E-X-E-Festival Vol. 2 Matrix Bochum

Ein “Fehler in der Matrix” hätte das zweite E-X-E-Festival in Bochum dieses Jahr beinahe ausgebremst: Der angedachte Termin im September fiel flach, da die Brandschutzanlage des Szene-Clubs ganz kurz vor dem Event Reparaturbedarf anmeldete. Ein Disaster, das verdammt gutes Krisenmanagement erforderlich machte. Doch das Wunder geschah: Die Bands hatten genauso Verständnis wie die Besucher, fast alle akzeptierten die Höhere Gewalt hinter den Ereignissen und der Shitstorm blieb aus. In Windeseile wurde ein Ersatztermin gefunden und die Veranstalter schafften es phänomenalerweise neun von elf gebuchten Bands auch für den Ausweichtermin zu verpflichten. An dieser Stelle ein herzliches Dankeschön für die Flexibilität aller Beteiligten, besonders der betroffenen Künstler.

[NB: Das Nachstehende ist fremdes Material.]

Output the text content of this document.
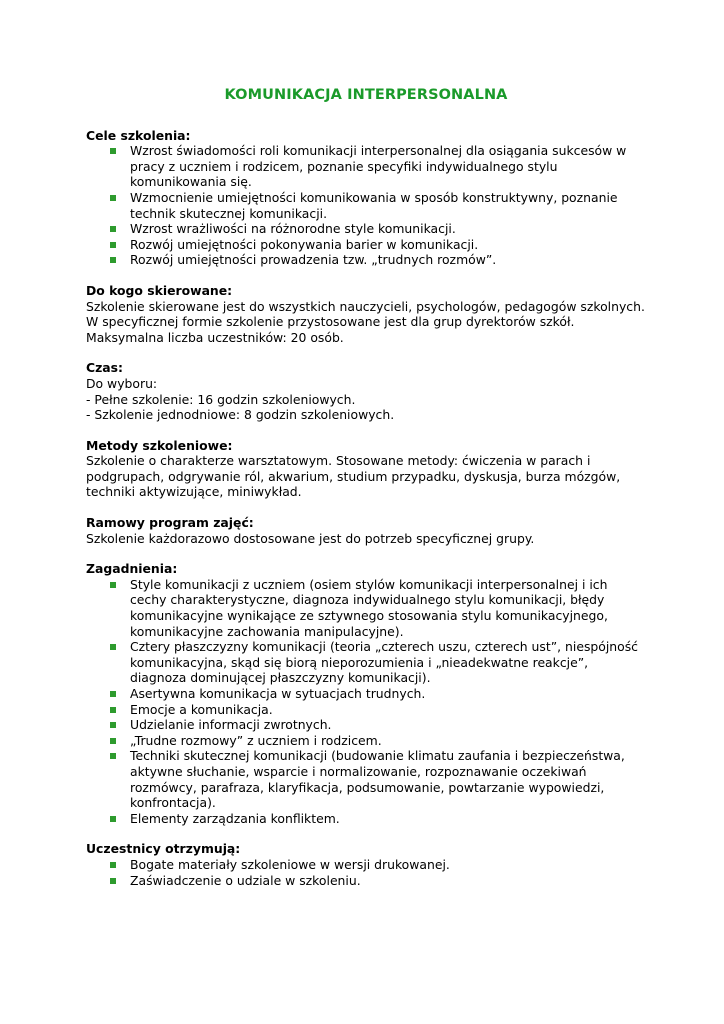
KOMUNIKACJA INTERPERSONALNA
Cele szkolenia:
Wzrost świadomości roli komunikacji interpersonalnej dla osiągania sukcesów w pracy z uczniem i rodzicem, poznanie specyfiki indywidualnego stylu komunikowania się.
Wzmocnienie umiejętności komunikowania w sposób konstruktywny, poznanie technik skutecznej komunikacji.
Wzrost wrażliwości na różnorodne style komunikacji.
Rozwój umiejętności pokonywania barier w komunikacji.
Rozwój umiejętności prowadzenia tzw. „trudnych rozmów”.
Do kogo skierowane:
Szkolenie skierowane jest do wszystkich nauczycieli, psychologów, pedagogów szkolnych.
W specyficznej formie szkolenie przystosowane jest dla grup dyrektorów szkół.
Maksymalna liczba uczestników: 20 osób.
Czas:
Do wyboru:
- Pełne szkolenie: 16 godzin szkoleniowych.
- Szkolenie jednodniowe: 8 godzin szkoleniowych.
Metody szkoleniowe:
Szkolenie o charakterze warsztatowym. Stosowane metody: ćwiczenia w parach i podgrupach, odgrywanie ról, akwarium, studium przypadku, dyskusja, burza mózgów, techniki aktywizujące, miniwykład.
Ramowy program zajęć:
Szkolenie każdorazowo dostosowane jest do potrzeb specyficznej grupy.
Zagadnienia:
Style komunikacji z uczniem (osiem stylów komunikacji interpersonalnej i ich cechy charakterystyczne, diagnoza indywidualnego stylu komunikacji, błędy komunikacyjne wynikające ze sztywnego stosowania stylu komunikacyjnego, komunikacyjne zachowania manipulacyjne).
Cztery płaszczyzny komunikacji (teoria „czterech uszu, czterech ust”, niespójność komunikacyjna, skąd się biorą nieporozumienia i „nieadekwatne reakcje”, diagnoza dominującej płaszczyzny komunikacji).
Asertywna komunikacja w sytuacjach trudnych.
Emocje a komunikacja.
Udzielanie informacji zwrotnych.
„Trudne rozmowy” z uczniem i rodzicem.
Techniki skutecznej komunikacji (budowanie klimatu zaufania i bezpieczeństwa, aktywne słuchanie, wsparcie i normalizowanie, rozpoznawanie oczekiwań rozmówcy, parafraza, klaryfikacja, podsumowanie, powtarzanie wypowiedzi, konfrontacja).
Elementy zarządzania konfliktem.
Uczestnicy otrzymują:
Bogate materiały szkoleniowe w wersji drukowanej.
Zaświadczenie o udziale w szkoleniu.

Dass diese ursprünglichen Schwierigkeiten mit dem Brandschutz letzten Endes dazu führten, dass das musikalische Feuerwerk in den ehrwürdigen Hallen von Langendreer nun umso fulminanter wurde, ist ein wahres Weihnachtsmärchen. Doch genug Kitsch für den Moment! Hier gab es schließlich knallharte Elektro-Power statt “Last Christmas” zu hören:

Die zweite Bühne, die für die harscheren Elektrobands vorgesehen war, wurde von den Leipzigern UNTERSCHICHT in reduzierter Besetzung eröffnet. Die Band hatte mit einigen technischen Schwierigkeiten im Licht- und Soundbereich zu kämpfen, ließ sich aber nicht beirren und zog ihr deutschprachiges hartes Programm durch.
Parallel nahm auch die Hauptbühne der Matrix ihren Betrieb auf: REICHSFEIND erwiesen sich als weniger aggressiv als der Name vermuten lassen könnte (der Name soll ein Zeichen gegen totalitäre Systeme setzen), sondern boten angenehm weiche Klänge.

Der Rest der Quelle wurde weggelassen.